Publishers
I went to a publisher's web site and saw they were looking for books to publish in 2010. That's three years from now!
Can anyone list the blow-by-blow events that publishers follow, and explain the three-year process?
--ray
Well, 2010 is really only a bit more than two years from now, and this schedule is about average, which is eighteen to twenty-four months
from the time the book is bought, excepting already selling writers who may have a book or more coming out each year. Add the length of time it takes a book to go through the submission, rewrite, etc. process, and you're lucky if any book you write is published sooner than three years from the time you first submit it, even if the first publisher who sees it, buys it. I don't think there really is a blow-by-blow list of events.

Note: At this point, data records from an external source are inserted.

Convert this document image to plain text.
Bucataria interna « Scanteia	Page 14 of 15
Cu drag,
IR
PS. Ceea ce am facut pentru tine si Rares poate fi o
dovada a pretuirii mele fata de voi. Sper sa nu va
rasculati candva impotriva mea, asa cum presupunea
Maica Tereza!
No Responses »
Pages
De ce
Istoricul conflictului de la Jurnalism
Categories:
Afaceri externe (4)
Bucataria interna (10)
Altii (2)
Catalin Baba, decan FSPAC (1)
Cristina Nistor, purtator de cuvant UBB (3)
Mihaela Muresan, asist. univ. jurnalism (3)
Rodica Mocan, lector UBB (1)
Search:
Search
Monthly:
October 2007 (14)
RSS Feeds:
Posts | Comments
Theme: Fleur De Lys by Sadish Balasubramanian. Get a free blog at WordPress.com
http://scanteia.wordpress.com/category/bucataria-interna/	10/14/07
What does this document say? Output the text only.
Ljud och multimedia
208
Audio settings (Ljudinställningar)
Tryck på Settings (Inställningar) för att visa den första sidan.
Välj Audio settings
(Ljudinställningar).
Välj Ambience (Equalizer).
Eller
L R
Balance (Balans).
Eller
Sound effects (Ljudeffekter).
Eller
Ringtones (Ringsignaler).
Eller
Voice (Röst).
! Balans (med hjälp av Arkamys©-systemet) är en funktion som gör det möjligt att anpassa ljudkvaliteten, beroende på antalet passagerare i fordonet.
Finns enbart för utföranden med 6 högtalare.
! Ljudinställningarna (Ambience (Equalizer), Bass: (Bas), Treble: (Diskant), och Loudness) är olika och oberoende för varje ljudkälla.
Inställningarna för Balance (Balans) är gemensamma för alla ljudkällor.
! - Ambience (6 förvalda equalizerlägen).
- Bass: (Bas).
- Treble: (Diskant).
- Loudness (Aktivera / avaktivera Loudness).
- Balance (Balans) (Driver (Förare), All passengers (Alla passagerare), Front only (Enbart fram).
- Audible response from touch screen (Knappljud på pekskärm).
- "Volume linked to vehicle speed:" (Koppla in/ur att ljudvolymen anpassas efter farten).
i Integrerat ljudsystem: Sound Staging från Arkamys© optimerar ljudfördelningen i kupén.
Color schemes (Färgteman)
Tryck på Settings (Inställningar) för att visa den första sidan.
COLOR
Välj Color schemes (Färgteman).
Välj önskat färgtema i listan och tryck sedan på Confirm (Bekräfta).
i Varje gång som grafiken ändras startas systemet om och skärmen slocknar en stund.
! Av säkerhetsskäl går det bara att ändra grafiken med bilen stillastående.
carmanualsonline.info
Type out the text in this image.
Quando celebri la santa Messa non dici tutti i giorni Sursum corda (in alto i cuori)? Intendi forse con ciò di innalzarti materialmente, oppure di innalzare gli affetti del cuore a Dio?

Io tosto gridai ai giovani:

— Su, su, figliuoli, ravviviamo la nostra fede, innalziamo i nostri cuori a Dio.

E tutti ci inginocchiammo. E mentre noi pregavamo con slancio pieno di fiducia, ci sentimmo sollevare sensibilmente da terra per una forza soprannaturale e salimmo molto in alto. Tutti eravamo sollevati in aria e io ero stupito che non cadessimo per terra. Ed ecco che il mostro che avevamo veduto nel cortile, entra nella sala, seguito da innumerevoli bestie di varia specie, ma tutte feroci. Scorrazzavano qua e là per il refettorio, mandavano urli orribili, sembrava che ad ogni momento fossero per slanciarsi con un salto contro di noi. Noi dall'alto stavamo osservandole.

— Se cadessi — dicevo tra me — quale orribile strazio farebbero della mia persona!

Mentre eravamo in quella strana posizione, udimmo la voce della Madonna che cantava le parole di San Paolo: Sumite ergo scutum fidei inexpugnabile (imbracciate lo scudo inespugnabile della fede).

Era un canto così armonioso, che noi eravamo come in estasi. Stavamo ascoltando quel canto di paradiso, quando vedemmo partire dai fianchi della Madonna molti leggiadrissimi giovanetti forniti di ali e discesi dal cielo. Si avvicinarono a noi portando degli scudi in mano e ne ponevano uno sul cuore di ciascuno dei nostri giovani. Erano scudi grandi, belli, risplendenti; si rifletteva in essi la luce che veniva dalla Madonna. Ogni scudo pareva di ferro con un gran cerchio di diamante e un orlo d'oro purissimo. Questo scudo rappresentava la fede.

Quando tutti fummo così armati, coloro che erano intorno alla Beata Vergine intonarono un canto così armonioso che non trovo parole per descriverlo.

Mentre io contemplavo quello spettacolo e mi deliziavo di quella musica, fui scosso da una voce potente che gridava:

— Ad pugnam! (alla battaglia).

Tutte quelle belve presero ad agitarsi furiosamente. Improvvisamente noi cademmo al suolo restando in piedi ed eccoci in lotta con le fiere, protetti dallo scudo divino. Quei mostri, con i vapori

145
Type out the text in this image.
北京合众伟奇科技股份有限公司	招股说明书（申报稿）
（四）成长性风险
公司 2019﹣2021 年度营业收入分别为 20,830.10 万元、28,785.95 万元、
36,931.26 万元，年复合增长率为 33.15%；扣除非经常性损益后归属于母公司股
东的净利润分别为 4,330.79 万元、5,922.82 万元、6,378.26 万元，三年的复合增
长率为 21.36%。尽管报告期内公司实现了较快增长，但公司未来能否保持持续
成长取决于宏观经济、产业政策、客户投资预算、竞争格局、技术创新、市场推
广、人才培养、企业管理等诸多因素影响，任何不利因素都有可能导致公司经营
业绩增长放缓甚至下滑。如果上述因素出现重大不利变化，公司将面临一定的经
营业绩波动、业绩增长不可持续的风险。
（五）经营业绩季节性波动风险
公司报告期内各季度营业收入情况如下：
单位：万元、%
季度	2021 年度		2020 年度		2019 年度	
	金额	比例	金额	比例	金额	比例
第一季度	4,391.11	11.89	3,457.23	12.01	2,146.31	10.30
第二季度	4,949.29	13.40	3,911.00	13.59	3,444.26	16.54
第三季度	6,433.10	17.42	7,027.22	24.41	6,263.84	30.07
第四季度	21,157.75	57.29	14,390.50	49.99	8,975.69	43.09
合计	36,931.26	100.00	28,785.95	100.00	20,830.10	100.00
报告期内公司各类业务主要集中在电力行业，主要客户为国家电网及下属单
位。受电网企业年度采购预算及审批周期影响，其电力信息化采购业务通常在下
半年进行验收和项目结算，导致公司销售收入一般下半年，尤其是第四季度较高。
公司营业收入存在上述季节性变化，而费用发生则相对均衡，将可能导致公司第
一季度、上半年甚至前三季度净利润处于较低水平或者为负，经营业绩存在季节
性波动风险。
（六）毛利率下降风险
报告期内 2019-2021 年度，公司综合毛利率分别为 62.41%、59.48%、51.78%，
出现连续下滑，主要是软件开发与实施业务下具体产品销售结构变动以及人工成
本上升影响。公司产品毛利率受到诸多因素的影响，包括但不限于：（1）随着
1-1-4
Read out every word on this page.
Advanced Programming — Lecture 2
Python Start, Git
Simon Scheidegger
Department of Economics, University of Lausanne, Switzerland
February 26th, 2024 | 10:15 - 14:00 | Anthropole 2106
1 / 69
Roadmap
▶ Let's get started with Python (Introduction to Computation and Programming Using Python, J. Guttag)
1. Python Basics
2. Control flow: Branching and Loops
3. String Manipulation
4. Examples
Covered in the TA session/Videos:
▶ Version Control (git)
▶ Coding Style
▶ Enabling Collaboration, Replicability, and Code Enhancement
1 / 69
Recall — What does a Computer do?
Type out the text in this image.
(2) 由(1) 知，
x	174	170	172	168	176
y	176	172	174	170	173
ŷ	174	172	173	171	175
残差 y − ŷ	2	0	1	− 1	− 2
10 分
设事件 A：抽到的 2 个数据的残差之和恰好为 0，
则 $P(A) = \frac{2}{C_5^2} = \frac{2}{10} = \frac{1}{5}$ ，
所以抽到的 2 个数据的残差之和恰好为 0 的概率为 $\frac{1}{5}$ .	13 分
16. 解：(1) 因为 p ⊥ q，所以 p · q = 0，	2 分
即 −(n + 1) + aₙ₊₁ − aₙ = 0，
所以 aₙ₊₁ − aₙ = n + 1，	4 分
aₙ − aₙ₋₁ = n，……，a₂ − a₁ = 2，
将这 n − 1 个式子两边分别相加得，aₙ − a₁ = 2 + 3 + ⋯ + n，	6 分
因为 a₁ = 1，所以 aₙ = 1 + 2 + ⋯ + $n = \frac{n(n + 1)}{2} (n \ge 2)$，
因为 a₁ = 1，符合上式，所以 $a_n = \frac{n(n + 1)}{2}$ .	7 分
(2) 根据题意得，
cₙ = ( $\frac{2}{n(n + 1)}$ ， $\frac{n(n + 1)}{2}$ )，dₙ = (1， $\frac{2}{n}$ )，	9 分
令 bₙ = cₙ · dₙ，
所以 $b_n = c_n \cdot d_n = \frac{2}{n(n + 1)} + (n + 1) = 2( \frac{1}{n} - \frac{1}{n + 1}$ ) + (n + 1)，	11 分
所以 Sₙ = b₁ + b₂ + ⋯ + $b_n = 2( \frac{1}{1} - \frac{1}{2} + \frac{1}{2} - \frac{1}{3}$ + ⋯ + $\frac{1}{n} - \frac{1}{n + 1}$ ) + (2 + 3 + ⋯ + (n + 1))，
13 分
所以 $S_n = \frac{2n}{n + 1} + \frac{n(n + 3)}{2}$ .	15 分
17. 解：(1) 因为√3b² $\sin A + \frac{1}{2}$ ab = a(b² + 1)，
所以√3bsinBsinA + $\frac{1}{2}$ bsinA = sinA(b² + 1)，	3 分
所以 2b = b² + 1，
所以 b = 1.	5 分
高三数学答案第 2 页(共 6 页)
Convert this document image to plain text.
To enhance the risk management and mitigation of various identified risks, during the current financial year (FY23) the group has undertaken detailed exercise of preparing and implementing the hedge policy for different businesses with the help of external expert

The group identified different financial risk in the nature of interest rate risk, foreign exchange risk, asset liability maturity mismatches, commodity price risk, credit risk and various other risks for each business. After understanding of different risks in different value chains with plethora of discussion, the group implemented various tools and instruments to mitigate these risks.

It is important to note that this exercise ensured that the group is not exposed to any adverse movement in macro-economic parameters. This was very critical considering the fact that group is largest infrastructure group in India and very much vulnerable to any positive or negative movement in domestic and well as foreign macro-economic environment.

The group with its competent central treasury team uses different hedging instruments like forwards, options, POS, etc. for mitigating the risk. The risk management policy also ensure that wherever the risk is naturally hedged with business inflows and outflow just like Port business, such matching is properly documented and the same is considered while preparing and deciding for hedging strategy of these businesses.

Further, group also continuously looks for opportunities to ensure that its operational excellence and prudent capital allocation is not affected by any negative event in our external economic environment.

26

It's just having books on hand to publish, exactly as magazines have a stockpile of from six months to a year always on hand. Publishing is often a
slow process.
And things change. A timely book can still be bought and published within a couple of months, if the need is strong enough. New, exciting books can also be found and moved ahead in the queue, etc.
But
things change is what you need to remember. Just because a publisher is looking for books they can publish two years and three months from now really does not mean all that much. In one real sense, it makes it much harder to sell this publisher a book. With a two plus year stockpile, you can be very picky about new books you take on, and there's still time to change your mind about some you've already asked for.